Practical Data Analysis by Hector CuestaI just finished up reading Practical Data Analysis by Hector Cuesta (Packt Publishing, 2013) and overall, it was a pretty good overview and recommends some good tools. I would say that the book is a good place for someone to get started if they have no real experience performing these kinds of analyses, and though Cuesta doesnt go deep into the math behind it all, he isnt afraid to use the technical names for different formulae, which should make it easy for you to do your own follow-up research. 
Jeff Leeks Data Analysis on Coursera provides the lens through which I read this book.  That being said, I found myself doing a lot of comparing and contrasting between the two. For example, they both use practical, reasonably small real world sample problems to highlight specific analytical techniques and/or features of their chosen toolkits. However, whereas Leeks course focused exclusively on using R, Cuesta assembles his own all-star team of tools using Python  and D3.js. Perhaps it goes without saying, but there are pros and cons to each approach (e.g., Leeks pure R vs. Cuestas Python plus D3.js), and I felt that it was best to consider them together.
Cuestas approach with this book is to present a sample scenario in each chapter that introduces a class of problem, a solution to that problem, and his recommended toolkit. For example, chapter six creates a stock price simulation, introducing simple simulation problems (especially for apparently stochastic data), time series data and Monte Carlo methods, and then how to simulate the data using Python and visualizing it in D3.js. Although the book is not strictly a cookbook, the chapters very much feel like macro-level recipes. Theres quite a bit of code and some decent discussion around the concepts that govern the analytical model, and (true to the practical in the title) the emphasis is on the how and not the why.
While I did not read the entire book cover-to-cover, I would definitely recommend it to anyone that wants an introduction to some basic data analysis techniques and tools. Youll get more out of this book if you have some base to compare it to -- e.g., some experience in R (academic or otherwise); and youll get the most out of this book if you also have a solid foundation in the mathematics and/or statistics that underlie these analytical approaches.

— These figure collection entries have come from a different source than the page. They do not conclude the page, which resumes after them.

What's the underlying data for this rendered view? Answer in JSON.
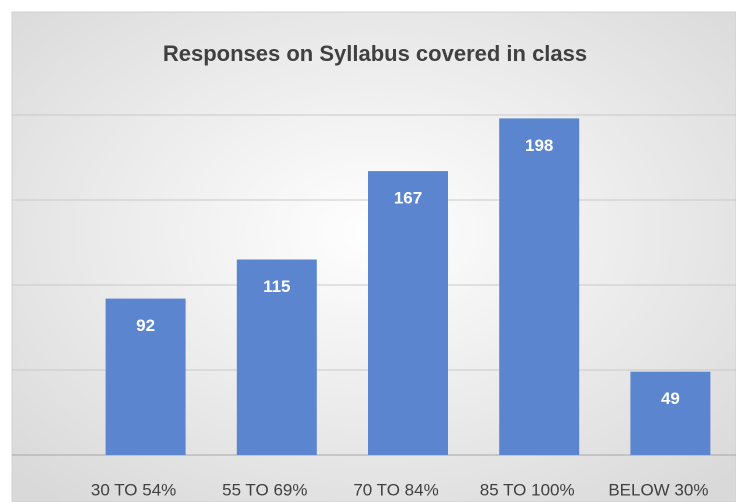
{
  "chart_data": {
    "type": "bar",
    "title": "Responses on Syllabus covered in class",
    "categories": [
      "30 TO 54%",
      "55 TO 69%",
      "70 TO 84%",
      "85 TO 100%",
      "BELOW 30%"
    ],
    "values": [
      92,
      115,
      167,
      198,
      49
    ],
    "color": "#5b85cf",
    "ylim": [
      0,
      200
    ],
    "gridlines": [
      0,
      50,
      100,
      150,
      200
    ],
    "grid": true
  }
}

Disclosure: I received an electronic copy of this book from the publisher in exchange for writing this review.
 As an aside, this seems to be par for the course for the “technical” data analysis books, blog posts, and MOOCs that I’ve encountered. That is to say, “the math” is touched on, but if you don’t already have a background in linear algebra (or whatever) then you’re going to wind up taking it on faith that support vector machines do what you need them to do.
 I wrote about my experience in Jeff Leek’s class in April of 2013. (See: “reflecting on Data Analysis”.)
 Both the Python standard library and a collection of libraries like mlpy and matplotlib.
Practical Data Analysis
Practical Data Analysis - Transform, model, and visualize your data through hands-on projects, developed in open source tools. A hands-on guide to understanding the nature of your data and turn it into insight. Presents a detailed exploration of the current work in data analysis through self-contained projects. Publisher : Packt Publishing. Hector Cuesta hmCuesta holds a B. A in Informatics and M.
This free data analysis eBook is designed to give you the knowledge you need to start Author(s) Hector Cuesta; Publisher: Packt Publishing; 2nd Revised edition Hardcover/Paperback pages; eBook PDF; Language: English; ISBN
best happy quotes about life
Stay ahead with the world's most comprehensive technology and business learning platform.
In Detail Plenty of small businesses face big amounts of data but lack the internal skills to support quantitative analysis. Understanding how to harness the power of data analysis using the latest open source technology can lead them to providing better customer service, the visualization of customer needs, or even the ability to obtain fresh insights about the performance of previous products. Practical Data Analysis is a book ideal for home and small business users who want to slice and dice the data they have on hand with minimum hassle.
Goodreads helps you keep track of books you want to read. Want to Read saving…. Want to Read Currently Reading Read. Other editions. Enlarge cover.
This book is for developers who want to implement data analysis and data-driven algorithms in a practical way. It is also suitable for those without a background in data analysis or data processing. Basic knowledge of Python programming, statistics, and linear algebra is assumed. Beyond buzzwords like Big Data or Data Science, there are a great opportunities to innovate in many businesses using data analysis to get data-driven products. Data analysis involves asking many questions about data in order to discover insights and generate value for a product or a service. We will perform data-driven innovation processing for several types of data such as text, Images, social network graphs, documents, and time series, showing you how to implement large data processing with MongoDB and Apache Spark.